Leo Burnett USA, Chicago, finished a close second in the review, said executives close to the process. Other participants were Grey Advertising and Zenith Media, both New York. Euro RSCG Tatham, Chicago, which handled about a third of P&G's spot TV, didn't participate.
"This was one of the most difficult AOR choices we've ever made," said Robert J. Wehling, P&G senior VP in charge of advertising, in a statement.
Daryl Sim, P&G's VP-media and programming, said the consolidation "will give P&G flexibility in TV media tactical planning and buying ... "
TeleVest handled most of P&G's media billings before the review and had been considered the frontrunner for the assignment.
While TeleVest referred all calls to P&G, media executives at the other agencies in the review said TeleVest was likely selected for three reasons.
First, it is known for expertise in computer management systems.
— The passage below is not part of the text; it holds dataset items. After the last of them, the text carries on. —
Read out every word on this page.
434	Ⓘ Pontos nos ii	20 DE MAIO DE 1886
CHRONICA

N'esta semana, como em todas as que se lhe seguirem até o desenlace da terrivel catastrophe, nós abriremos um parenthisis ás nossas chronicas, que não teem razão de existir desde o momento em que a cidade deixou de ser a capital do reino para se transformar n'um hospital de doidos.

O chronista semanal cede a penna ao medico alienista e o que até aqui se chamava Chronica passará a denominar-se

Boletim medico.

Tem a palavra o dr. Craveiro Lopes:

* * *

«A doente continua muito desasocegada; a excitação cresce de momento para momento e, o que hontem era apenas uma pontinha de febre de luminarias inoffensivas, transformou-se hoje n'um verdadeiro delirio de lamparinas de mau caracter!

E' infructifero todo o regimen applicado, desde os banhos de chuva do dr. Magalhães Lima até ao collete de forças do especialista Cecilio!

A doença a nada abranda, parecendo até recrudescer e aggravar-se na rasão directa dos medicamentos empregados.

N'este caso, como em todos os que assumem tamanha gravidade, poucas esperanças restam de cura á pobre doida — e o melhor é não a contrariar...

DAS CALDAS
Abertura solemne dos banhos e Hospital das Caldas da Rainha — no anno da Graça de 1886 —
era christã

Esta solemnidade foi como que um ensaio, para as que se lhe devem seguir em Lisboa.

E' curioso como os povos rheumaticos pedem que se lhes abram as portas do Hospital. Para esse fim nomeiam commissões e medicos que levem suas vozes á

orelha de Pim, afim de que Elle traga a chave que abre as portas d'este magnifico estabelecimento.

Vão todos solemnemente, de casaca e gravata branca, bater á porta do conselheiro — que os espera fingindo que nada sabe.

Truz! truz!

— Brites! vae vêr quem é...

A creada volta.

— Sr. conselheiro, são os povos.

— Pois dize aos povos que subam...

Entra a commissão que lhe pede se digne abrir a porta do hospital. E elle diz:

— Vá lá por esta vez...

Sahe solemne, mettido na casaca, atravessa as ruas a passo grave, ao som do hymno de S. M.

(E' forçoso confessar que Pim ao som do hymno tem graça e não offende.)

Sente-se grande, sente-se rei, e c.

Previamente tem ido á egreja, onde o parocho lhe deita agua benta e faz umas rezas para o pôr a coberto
A factor in the review was the implementation of media optimizer programs to increase the efficiency of P&G's buys. Second, it has strong relationships with P&G executives
Third, during the review process it decided to hook up with Wells BDDP, New York, primarily for the cable planning and buying portion of the account. "If TeleVest had a perceived weakness, it might have been in cable buying. But they laid that to rest by teaming up with Wells," said a competitor in the review. Furthermore, TeleVest recently took over the TV spot buying chores from sister company D'Arcy Masius Benton & Bowles, New York, making it clear it was a player in that arena as well.
Before the P&G assignment TeleVest was claiming billings of $1.8 billion in national TV buying and $300 million in local TV buying.
Donna Salvatore, TeleVest's exec VP-director of strategic planning, media buying services, has been shepherding the P&G account, and she is expected to continue in that role.